To test heatsinks, we boot into Windows and let the system sit idle for 10 minutes, then measure temperatures. We then load the CPU cores to 100% using Prime95 for 20 minutes and then again measure the temperatures. This entire process is done twice and then averaged to avoid any minor discrepancies that might occur. Ambient temperatures are kept at 25?C, and Arctic Cooling MX-2 is used for the thermal interface material. CoreTemp was used to record all temperatures. Temperatures are reported to the nearest whole degree Celcius; anything less than one degree can be attributed to slight testing variances. Frankly, the tolerances at less than one degree are extremely minute for testing such as this. All throttling features in BIOS are disabled.

Our test platform and CPU of choice is LGA1156 with a Core i7 870 quad core CPU at 2.93GHz. Needless to say, this chip is a monster and will likely push the heatsinks to the limit in a passive cooling setup. We’re testing the HR-02 against two of the other top heatsinks on the market, the Noctua D14 and Prolimatech Megahalems. These are the only 3 coolers that should be able to passively cool this setup, so we didn’t bother including any other products; frankly, we know they’d fail.

First up, we have the passive (fanless) cooling results:

As we can see, the HR-02 is doing well off the bat, sitting at the top of the pack in the passive setup. Even with the dual finned tower design, the Noctua D14 cannot match the performance of the Thermalright HR-02. As we suspected, the CPU is pushing these heatsinks to the limit, as the vaunted Prolimatech Megahalems failed the test and we had to stop before damaging the CPU beyond its safe limits.
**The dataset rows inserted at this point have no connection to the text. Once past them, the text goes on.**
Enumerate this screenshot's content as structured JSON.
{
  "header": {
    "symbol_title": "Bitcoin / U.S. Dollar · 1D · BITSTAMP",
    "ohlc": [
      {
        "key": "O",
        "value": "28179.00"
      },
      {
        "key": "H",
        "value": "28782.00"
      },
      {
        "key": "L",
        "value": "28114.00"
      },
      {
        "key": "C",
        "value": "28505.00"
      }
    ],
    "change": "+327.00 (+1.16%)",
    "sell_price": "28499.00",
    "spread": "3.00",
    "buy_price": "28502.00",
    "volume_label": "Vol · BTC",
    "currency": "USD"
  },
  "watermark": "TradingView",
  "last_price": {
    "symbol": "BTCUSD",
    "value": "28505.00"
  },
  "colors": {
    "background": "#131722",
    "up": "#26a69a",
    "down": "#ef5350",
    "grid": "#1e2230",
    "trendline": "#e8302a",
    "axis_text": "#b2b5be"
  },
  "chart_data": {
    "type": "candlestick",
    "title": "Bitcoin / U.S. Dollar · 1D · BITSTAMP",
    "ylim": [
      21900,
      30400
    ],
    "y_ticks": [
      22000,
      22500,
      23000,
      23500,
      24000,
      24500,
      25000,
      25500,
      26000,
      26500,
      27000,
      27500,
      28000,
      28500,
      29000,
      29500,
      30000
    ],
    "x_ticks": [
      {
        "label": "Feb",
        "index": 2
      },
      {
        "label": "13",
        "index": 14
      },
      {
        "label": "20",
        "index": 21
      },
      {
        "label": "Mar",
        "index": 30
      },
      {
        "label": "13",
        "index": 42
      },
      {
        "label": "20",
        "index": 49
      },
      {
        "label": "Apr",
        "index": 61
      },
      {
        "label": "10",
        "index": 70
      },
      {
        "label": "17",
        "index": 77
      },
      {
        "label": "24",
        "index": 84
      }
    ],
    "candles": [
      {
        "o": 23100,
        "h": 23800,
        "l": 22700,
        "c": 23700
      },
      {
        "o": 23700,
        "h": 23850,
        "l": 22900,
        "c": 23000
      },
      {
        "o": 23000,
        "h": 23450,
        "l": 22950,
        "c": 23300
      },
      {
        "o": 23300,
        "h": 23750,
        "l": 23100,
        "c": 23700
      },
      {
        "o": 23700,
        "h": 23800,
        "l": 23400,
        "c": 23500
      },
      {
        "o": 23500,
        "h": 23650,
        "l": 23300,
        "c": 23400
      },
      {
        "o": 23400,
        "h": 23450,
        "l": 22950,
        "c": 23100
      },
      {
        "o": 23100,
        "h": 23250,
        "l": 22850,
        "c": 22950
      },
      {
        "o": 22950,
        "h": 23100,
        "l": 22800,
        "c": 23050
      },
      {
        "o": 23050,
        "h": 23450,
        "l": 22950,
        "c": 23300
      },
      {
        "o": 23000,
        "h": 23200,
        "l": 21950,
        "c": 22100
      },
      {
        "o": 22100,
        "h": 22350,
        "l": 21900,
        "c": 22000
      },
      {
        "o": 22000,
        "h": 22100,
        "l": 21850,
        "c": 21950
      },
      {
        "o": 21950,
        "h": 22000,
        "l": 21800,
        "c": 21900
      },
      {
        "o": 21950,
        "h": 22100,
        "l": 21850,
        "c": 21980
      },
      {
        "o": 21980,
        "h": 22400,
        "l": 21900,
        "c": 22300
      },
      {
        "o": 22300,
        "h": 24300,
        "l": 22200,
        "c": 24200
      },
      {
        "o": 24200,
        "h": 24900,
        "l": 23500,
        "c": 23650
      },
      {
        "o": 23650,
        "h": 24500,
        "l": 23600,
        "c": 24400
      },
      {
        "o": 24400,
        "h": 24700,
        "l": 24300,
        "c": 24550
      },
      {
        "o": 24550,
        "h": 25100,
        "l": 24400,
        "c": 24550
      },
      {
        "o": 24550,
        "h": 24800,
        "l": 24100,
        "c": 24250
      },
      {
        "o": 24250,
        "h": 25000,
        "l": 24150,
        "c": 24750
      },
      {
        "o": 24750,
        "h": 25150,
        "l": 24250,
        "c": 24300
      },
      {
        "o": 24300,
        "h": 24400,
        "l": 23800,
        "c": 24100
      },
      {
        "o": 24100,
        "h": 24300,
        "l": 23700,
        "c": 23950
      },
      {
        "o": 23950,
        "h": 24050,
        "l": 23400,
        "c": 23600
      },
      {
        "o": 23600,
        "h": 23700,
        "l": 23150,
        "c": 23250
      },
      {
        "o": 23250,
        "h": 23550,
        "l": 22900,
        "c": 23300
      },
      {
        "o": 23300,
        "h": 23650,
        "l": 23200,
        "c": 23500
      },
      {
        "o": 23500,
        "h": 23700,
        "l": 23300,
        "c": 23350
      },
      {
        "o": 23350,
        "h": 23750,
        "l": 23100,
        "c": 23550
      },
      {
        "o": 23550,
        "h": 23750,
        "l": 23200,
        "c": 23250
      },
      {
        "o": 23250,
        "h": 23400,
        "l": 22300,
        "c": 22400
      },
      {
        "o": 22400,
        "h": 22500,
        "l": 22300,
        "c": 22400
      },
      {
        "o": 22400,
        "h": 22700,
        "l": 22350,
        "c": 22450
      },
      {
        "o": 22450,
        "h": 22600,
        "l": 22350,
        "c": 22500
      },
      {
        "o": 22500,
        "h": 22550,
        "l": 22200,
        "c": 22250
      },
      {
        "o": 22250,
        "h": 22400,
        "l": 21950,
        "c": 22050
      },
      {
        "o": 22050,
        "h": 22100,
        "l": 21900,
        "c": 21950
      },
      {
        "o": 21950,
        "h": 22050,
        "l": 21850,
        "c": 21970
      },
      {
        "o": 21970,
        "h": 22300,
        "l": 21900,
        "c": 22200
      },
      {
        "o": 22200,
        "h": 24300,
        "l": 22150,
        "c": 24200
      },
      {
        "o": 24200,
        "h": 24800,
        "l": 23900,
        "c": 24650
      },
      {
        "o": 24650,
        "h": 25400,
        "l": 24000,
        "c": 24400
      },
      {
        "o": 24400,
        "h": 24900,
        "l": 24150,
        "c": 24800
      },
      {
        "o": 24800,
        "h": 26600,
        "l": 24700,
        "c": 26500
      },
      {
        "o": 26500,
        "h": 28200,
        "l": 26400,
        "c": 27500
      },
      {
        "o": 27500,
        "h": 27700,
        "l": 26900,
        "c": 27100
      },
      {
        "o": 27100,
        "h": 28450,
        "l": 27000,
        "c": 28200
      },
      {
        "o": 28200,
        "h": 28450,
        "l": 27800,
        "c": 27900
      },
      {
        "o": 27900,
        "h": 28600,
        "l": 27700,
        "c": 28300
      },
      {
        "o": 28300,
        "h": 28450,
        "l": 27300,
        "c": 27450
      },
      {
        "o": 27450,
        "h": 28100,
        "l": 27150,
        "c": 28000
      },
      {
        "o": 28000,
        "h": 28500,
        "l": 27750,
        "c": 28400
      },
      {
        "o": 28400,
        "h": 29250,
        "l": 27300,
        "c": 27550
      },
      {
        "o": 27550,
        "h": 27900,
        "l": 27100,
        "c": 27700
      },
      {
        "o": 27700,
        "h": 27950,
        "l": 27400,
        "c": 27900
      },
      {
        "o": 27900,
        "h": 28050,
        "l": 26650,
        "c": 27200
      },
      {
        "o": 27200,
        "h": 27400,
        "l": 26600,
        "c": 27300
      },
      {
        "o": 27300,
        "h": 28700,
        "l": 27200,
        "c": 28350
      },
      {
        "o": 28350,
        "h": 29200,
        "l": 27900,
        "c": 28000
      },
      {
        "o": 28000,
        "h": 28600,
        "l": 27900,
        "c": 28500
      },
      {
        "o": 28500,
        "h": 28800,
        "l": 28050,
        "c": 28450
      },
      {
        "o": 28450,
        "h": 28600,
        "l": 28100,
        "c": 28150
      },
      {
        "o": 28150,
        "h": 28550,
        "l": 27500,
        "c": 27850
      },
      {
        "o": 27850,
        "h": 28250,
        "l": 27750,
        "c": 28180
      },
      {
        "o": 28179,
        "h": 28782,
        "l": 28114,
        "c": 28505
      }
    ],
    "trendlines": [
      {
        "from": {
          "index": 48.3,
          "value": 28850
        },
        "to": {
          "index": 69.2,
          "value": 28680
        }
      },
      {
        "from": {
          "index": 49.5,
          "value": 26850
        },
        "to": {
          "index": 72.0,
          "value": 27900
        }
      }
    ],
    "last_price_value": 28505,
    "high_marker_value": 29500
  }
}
Next, we installed the TY-140mm fan on each heatsink to see how they fared with active cooling. Below are the results:

Here the temperatures drop significantly, but the HR-02 loses ground against the other two coolers. Our suspicion is the densely-packed fins on the Thermalright heatsink hindered the performance slightly. The TY-140 fan is not a high-output fan, and the higher fin density on the HR-02 was probably not well-suited, whereas the Noctua has lower fin density and a more open dual-tower design. The diference isn’t much though, and the HR-02 is one of the top heatsinks we’ve tested, but it will benefit much more from a higher-RPM fan if you want to go with active cooling.